Les manigances autour de l’accord sur les céréales


Par Moon of Alabama – Le 13 juillet 2023

En juillet 2022, le secrétaire général des Nations unies et la Turquie ont négocié un accord avec la Fédération de Russie en vertu duquel l’Ukraine serait autorisée à exporter des céréales en les transportant de l’Ukraine vers d’autres pays via la mer Noire. Une deuxième partie de cet accord prévoyait l’allègement des sanctions qui bloquaient ou entravaient les exportations russes de céréales et d’engrais.

L’accord a été conclu après que l’Ukraine a prétendu mensongèrement que la Russie avait miné la route maritime menant aux ports ukrainiens. Les mines avaient été posées par l’Ukraine :

Vendredi, un représentant du ministère ukrainien des affaires étrangères a déclaré que l’Ukraine avait placé des mines. « Nous avons installé des mines navales dans l’exercice de notre droit à l’autodéfense, comme le stipule l’article 51 de la Charte des Nations unies.« 

Certaines de ces mines se sont détachées, ont dérivé vers la Turquie et ont mis en danger la navigation civile.

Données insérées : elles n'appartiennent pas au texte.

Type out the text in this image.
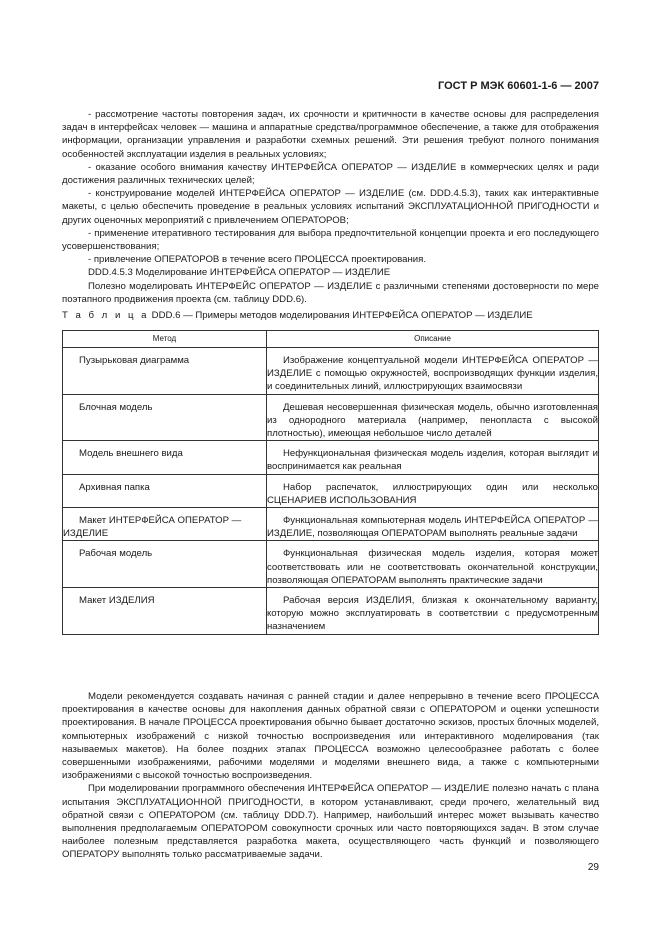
ГОСТ Р МЭК 60601-1-6 — 2007

- рассмотрение частоты повторения задач, их срочности и критичности в качестве основы для распределения задач в интерфейсах человек — машина и аппаратные средства/программное обеспечение, а также для отображения информации, организации управления и разработки схемных решений. Эти решения требуют полного понимания особенностей эксплуатации изделия в реальных условиях;

- оказание особого внимания качеству ИНТЕРФЕЙСА ОПЕРАТОР — ИЗДЕЛИЕ в коммерческих целях и ради достижения различных технических целей;

- конструирование моделей ИНТЕРФЕЙСА ОПЕРАТОР — ИЗДЕЛИЕ (см. DDD.4.5.3), таких как интерактивные макеты, с целью обеспечить проведение в реальных условиях испытаний ЭКСПЛУАТАЦИОННОЙ ПРИГОДНОСТИ и других оценочных мероприятий с привлечением ОПЕРАТОРОВ;

- применение итеративного тестирования для выбора предпочтительной концепции проекта и его последующего усовершенствования;

- привлечение ОПЕРАТОРОВ в течение всего ПРОЦЕССА проектирования.

DDD.4.5.3 Моделирование ИНТЕРФЕЙСА ОПЕРАТОР — ИЗДЕЛИЕ

Полезно моделировать ИНТЕРФЕЙС ОПЕРАТОР — ИЗДЕЛИЕ с различными степенями достоверности по мере поэтапного продвижения проекта (см. таблицу DDD.6).

Т а б л и ц а DDD.6 — Примеры методов моделирования ИНТЕРФЕЙСА ОПЕРАТОР — ИЗДЕЛИЕ
Метод	Описание

Пузырьковая диаграмма	Изображение концептуальной модели ИНТЕРФЕЙСА ОПЕРАТОР — ИЗДЕЛИЕ с помощью окружностей, воспроизводящих функции изделия, и соединительных линий, иллюстрирующих взаимосвязи

Блочная модель	Дешевая несовершенная физическая модель, обычно изготовленная из однородного материала (например, пенопласта с высокой плотностью), имеющая небольшое число деталей

Модель внешнего вида	Нефункциональная физическая модель изделия, которая выглядит и воспринимается как реальная

Архивная папка	Набор распечаток, иллюстрирующих один или несколько СЦЕНАРИЕВ ИСПОЛЬЗОВАНИЯ

Макет ИНТЕРФЕЙСА ОПЕРАТОР — ИЗДЕЛИЕ	Функциональная компьютерная модель ИНТЕРФЕЙСА ОПЕРАТОР — ИЗДЕЛИЕ, позволяющая ОПЕРАТОРАМ выполнять реальные задачи

Рабочая модель	Функциональная физическая модель изделия, которая может соответствовать или не соответствовать окончательной конструкции, позволяющая ОПЕРАТОРАМ выполнять практические задачи

Макет ИЗДЕЛИЯ	Рабочая версия ИЗДЕЛИЯ, близкая к окончательному варианту, которую можно эксплуатировать в соответствии с предусмотренным назначением

Модели рекомендуется создавать начиная с ранней стадии и далее непрерывно в течение всего ПРОЦЕССА проектирования в качестве основы для накопления данных обратной связи с ОПЕРАТОРОМ и оценки успешности проектирования. В начале ПРОЦЕССА проектирования обычно бывает достаточно эскизов, простых блочных моделей, компьютерных изображений с низкой точностью воспроизведения или интерактивного моделирования (так называемых макетов). На более поздних этапах ПРОЦЕССА возможно целесообразнее работать с более совершенными изображениями, рабочими моделями и моделями внешнего вида, а также с компьютерными изображениями с высокой точностью воспроизведения.

При моделировании программного обеспечения ИНТЕРФЕЙСА ОПЕРАТОР — ИЗДЕЛИЕ полезно начать с плана испытания ЭКСПЛУАТАЦИОННОЙ ПРИГОДНОСТИ, в котором устанавливают, среди прочего, желательный вид обратной связи с ОПЕРАТОРОМ (см. таблицу DDD.7). Например, наибольший интерес может вызывать качество выполнения предполагаемым ОПЕРАТОРОМ совокупности срочных или часто повторяющихся задач. В этом случае наиболее полезным представляется разработка макета, осуществляющего часть функций и позволяющего ОПЕРАТОРУ выполнять только рассматриваемые задачи.

29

On a également affirmé haut et fort que les céréales ukrainiennes étaient nécessaires pour nourrir les affamés du monde entier.

L’accord a été prolongé à deux reprises, mais la Russie vient de déclarer qu’elle y mettrait fin. Les sanctions contre la banque d’exportation agricole russe, Rosselkhozbank, qui a été déconnectée du fournisseur central de paiements SWIFT, et l’incapacité de la Russie et d’autres pays à obtenir des assurances pour les navires exportant depuis la Russie sont les principaux facteurs de rupture de l’accord :

La Russie insiste sur le fait que l’accord n’a pas fonctionné pour ses propres exportations, accusant les sanctions occidentales d’en entraver le financement et l’assurance.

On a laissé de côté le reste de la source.